Publish Date: 1/1/2007
Mark Zen does physical therapy exercises in a pool at Physiotherapy Associates in Longmont in December. Earlier this year, he was fighting for disability benefits and was going to lose his home, but since then he has received disability and is now going through physical therapy to recover from surgery to place a new set of screws in one of his lower vertebrae. Times-Call/Jackie Endsley
Another step of the adventure
Friends help Zen pay medical bills, keep home
EDITOR’S NOTE: At the end of each year, the Daily Times-Call updates readers with its “Where Are They Now” series, which revisits notable area newsmakers and finds out how they’re faring. Through Tuesday, Times-Call staff writers will bring you stories and vignettes about people, animals and even a Pluto-bound spacecraft featured on our pages over the past year.
FORT LUPTON — Mark Zen is enjoying the stability that finally returned to his life.
A string of bad luck earlier this year left Zen, 45, and his wife, Mel Miller, 46, jobless and without medical insurance.
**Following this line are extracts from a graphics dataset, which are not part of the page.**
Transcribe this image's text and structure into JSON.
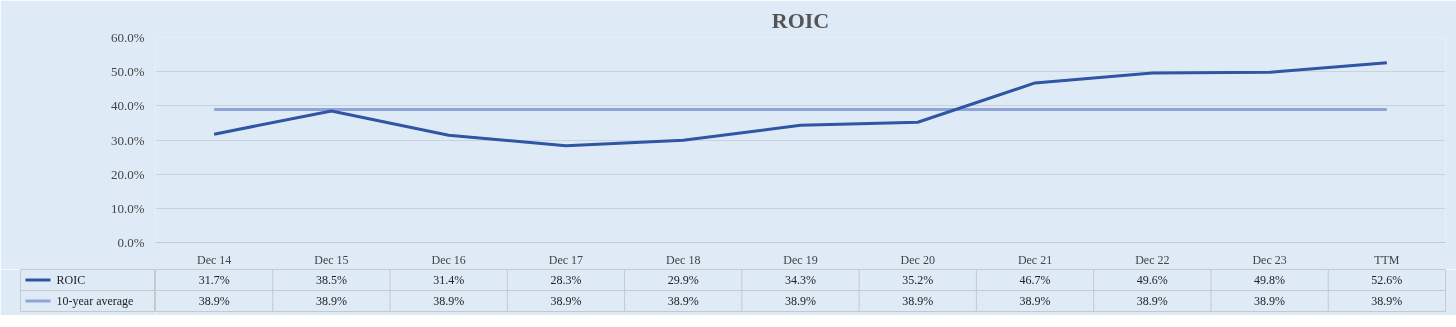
{
  "chart_data": {
    "type": "line",
    "title": "ROIC",
    "categories": [
      "Dec 14",
      "Dec 15",
      "Dec 16",
      "Dec 17",
      "Dec 18",
      "Dec 19",
      "Dec 20",
      "Dec 21",
      "Dec 22",
      "Dec 23",
      "TTM"
    ],
    "series": [
      {
        "name": "ROIC",
        "color": "#2f55a4",
        "values": [
          31.7,
          38.5,
          31.4,
          28.3,
          29.9,
          34.3,
          35.2,
          46.7,
          49.6,
          49.8,
          52.6
        ],
        "value_labels": [
          "31.7%",
          "38.5%",
          "31.4%",
          "28.3%",
          "29.9%",
          "34.3%",
          "35.2%",
          "46.7%",
          "49.6%",
          "49.8%",
          "52.6%"
        ]
      },
      {
        "name": "10-year average",
        "color": "#8fa4d8",
        "values": [
          38.9,
          38.9,
          38.9,
          38.9,
          38.9,
          38.9,
          38.9,
          38.9,
          38.9,
          38.9,
          38.9
        ],
        "value_labels": [
          "38.9%",
          "38.9%",
          "38.9%",
          "38.9%",
          "38.9%",
          "38.9%",
          "38.9%",
          "38.9%",
          "38.9%",
          "38.9%",
          "38.9%"
        ]
      }
    ],
    "ylim": [
      0,
      60
    ],
    "yticks": [
      {
        "value": 0,
        "label": "0.0%"
      },
      {
        "value": 10,
        "label": "10.0%"
      },
      {
        "value": 20,
        "label": "20.0%"
      },
      {
        "value": 30,
        "label": "30.0%"
      },
      {
        "value": 40,
        "label": "40.0%"
      },
      {
        "value": 50,
        "label": "50.0%"
      },
      {
        "value": 60,
        "label": "60.0%"
      }
    ],
    "grid": "y",
    "legend": "bottom",
    "marker": "none",
    "line_style": "solid"
  }
}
The loss of income meant the two could no longer pay their mortgage, and their house went up for foreclosure in May.
With help from the American Legion and a generous check from a friend, the couple kept their home.
“Family and friends have helped out along the way,” Zen said.
His life has been an adventure up to this point.
Twenty-five years ago, Zen left Longmont to ride his bike 5,200 miles across the country, where blizzards and bike breakdowns confronted him.
In 1982, after the trek, Dave Swenson — owner of Bike-n-Hike, 1136 Main St. — hired Zen, who worked as a manager at the store for several years.
“At that age, he was ambitious and had lots of plans for doing great things with his life,” Swenson said in a previous interview.
Zen later joined the Navy to continue his travels, but in 1988, two years into his tour, doctors diagnosed him with rheumatoid arthritis, a progressive disease that causes chronic joint inflammation and can lead to joint destruction.
The Navy tried to push him out because of the diagnosis, but Zen insisted he finish his tour.
The disease progressed over the years until it became debilitating, and he still suffers its effects today.
Zen’s constant doctor’s appointments, coupled with no medical insurance and a long fight for disability assistance with the Department of Veterans Affairs and Social Security, made paying medical bills next to impossible.
After an article in the Daily Times-Call in May about his predicament, more help came when a few doctor’s offices wrote off some of the money the couple owed, and they finally won the battle for assistance.
Miller also was rehired by UPS, so the couple now have medical insurance, which paid for Zen’s back surgery this summer, when he had a new set of screws placed in one of his lower vertebrae.
“Most of my concentration is (put toward) getting him back on his own two feet,” Miller said.
Zen goes to physical therapy twice a week but spends much of his time in a wheelchair. The couple said they may eventually have to install a lift.
“I just try to stay as healthy as possible, so that won’t be for a while,” Zen said.